Running Wild
#13
Running Wild - The Rivalry (1998)

[Obrazek: R-1075224-1422560104-4462.jpeg.jpg]

Tracklista:
1. March of the Final Battle (The End of All Evil) 02:00
2. The Rivalry 05:34
3. Kiss of Death 03:36
4. Firebreather 04:04
5. Return of the Dragon 06:47
6. Resurrection 04:45
7. Ballad of William Kidd 08:43
8. Agents of Black 03:56
9. Fire & Thunder 07:32
10.The Poison 04:39
11.Adventure Galley 04:19
12.Man on the Moon 04:48
13.War & Peace 07:44

Rok wydania: 1998
Gatunek: heavy metal
Kraj: Niemcy

Skład zespołu:
Rolf Kasparek - śpiew, gitara
Thilo Hermann - gitara
Thomas "Bodo" Smuszynski - gitara basowa
Jörg Michael - perkusja


Choć sukces "Masquerade" był ogromny, to na kolejny album RUNNING WILD przyszło czekać trzy lata. Tym razem płytę wydała wytwórnia GUN Records z Bochum, znana ze współpracy z takimi potęgami niemieckiej sceny metalowej jak KREATOR, RAGE czy GRAVE DIGGER.
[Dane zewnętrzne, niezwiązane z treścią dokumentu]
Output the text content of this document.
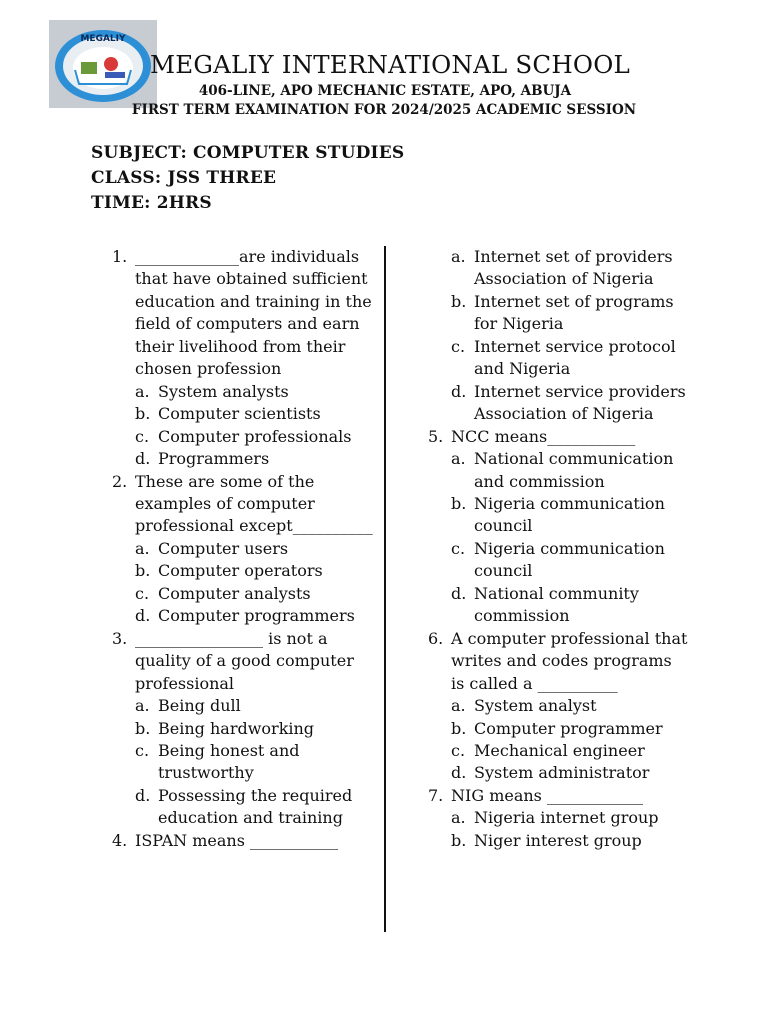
MEGALIY
MEGALIY INTERNATIONAL SCHOOL
406-LINE, APO MECHANIC ESTATE, APO, ABUJA
FIRST TERM EXAMINATION FOR 2024/2025 ACADEMIC SESSION
SUBJECT: COMPUTER STUDIES
CLASS: JSS THREE
TIME: 2HRS
1. _____________are individuals that have obtained sufficient education and training in the field of computers and earn their livelihood from their chosen profession
a. System analysts
b. Computer scientists
c. Computer professionals
d. Programmers
2. These are some of the examples of computer professional except__________
a. Computer users
b. Computer operators
c. Computer analysts
d. Computer programmers
3. ________________ is not a quality of a good computer professional
a. Being dull
b. Being hardworking
c. Being honest and trustworthy
d. Possessing the required education and training
4. ISPAN means ___________
a. Internet set of providers Association of Nigeria
b. Internet set of programs for Nigeria
c. Internet service protocol and Nigeria
d. Internet service providers Association of Nigeria
5. NCC means___________
a. National communication and commission
b. Nigeria communication council
c. Nigeria communication council
d. National community commission
6. A computer professional that writes and codes programs is called a __________
a. System analyst
b. Computer programmer
c. Mechanical engineer
d. System administrator
7. NIG means ____________
a. Nigeria internet group
b. Niger interest group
Tym razem ekipa Kasparka odeszła od ponurych spraw Szatana i Piekła i album jest pierwszym z cyklu nazywanego niekiedy napoleońskim, bo jest tu sporo nawiązań historycznych do tego okresu, ze słynnym nawiązaniem do "Wojny i pokoju" Tołstoja w "War & Peace".
"Th4e Rivalry" nie jest tak ciężkim brzmieniowo albumem jak poprzedni i po premierze padały zarzuty, że RUNNING WILD gra tu za lekko. Oczywiście za lekko to pojęcie względne i jest to nadal brzmienie wyraziste i ostre, z którego po prostu zdjęto nieco masywności gitar. Mniejsza masywność wpłynęła na większą czytelność i uwypuklenie kapitalnej współpracy obu gitarzystów. Kunszt ten jest słyszalny w kapitalnym riffowo Adventure Galley, co ciekawe jedynej kompozycji Hermanna na tym LP. Zniszczenie! Podobne zniszczenie to równie szybki niemal speedowy Firebreather i to co tu robią obaj gitarzyści, to jest godne najwyższego szacunku, no a refren to ultra klasyka RUNNING WILD.
Dużo wspaniałego kasparkowego metalu zapowiada zresztą już na początku tytułowy The Rivalry. Moc klasycznych riffów, motywów i melodii RUNNING WILD, heroicznie, patetycznie i pompatycznie! Z tych szybkich, granych na drobnych wartościach do zdecydowanie wybitnych należy także potoczysty Agents of Black, a z wolniejszych z wykorzystaniem dłuższych wybrzmiewań genialny w rytmice Fire & Thunder. RUNNING WILD gra  tu miejscami z precyzją zegara atomowego. Zresztą jest to tylko jedne z serii epickich heavy metalowych potworów, jakie RW wypuszcza tu na słuchacza. Z pewnością najbardziej szlachetną oprawę liryczną i muzyczną ma tutaj War & Peace, ale krew najszybciej krąży w żyłach przy przepotężnym majestatycznym, a zarazem melodyjnie powalającym Return of the Dragon. Fenomenalna jest część instrumentalna zagrana w stylu inspirowanych irlandzkim folklorem kompozycji Gary Moore'a. Oczywiście trudno jednak by coś się równało z przepięknym symfonicznym wstępem do "Wojny i Pokoju"...
Ballad of William Kidd w tym towarzystwie wydaje się nieco słabszy, ale tylko pod względem mniej killerskiej melodii i pewnych dłużyzn w części instrumentalnej.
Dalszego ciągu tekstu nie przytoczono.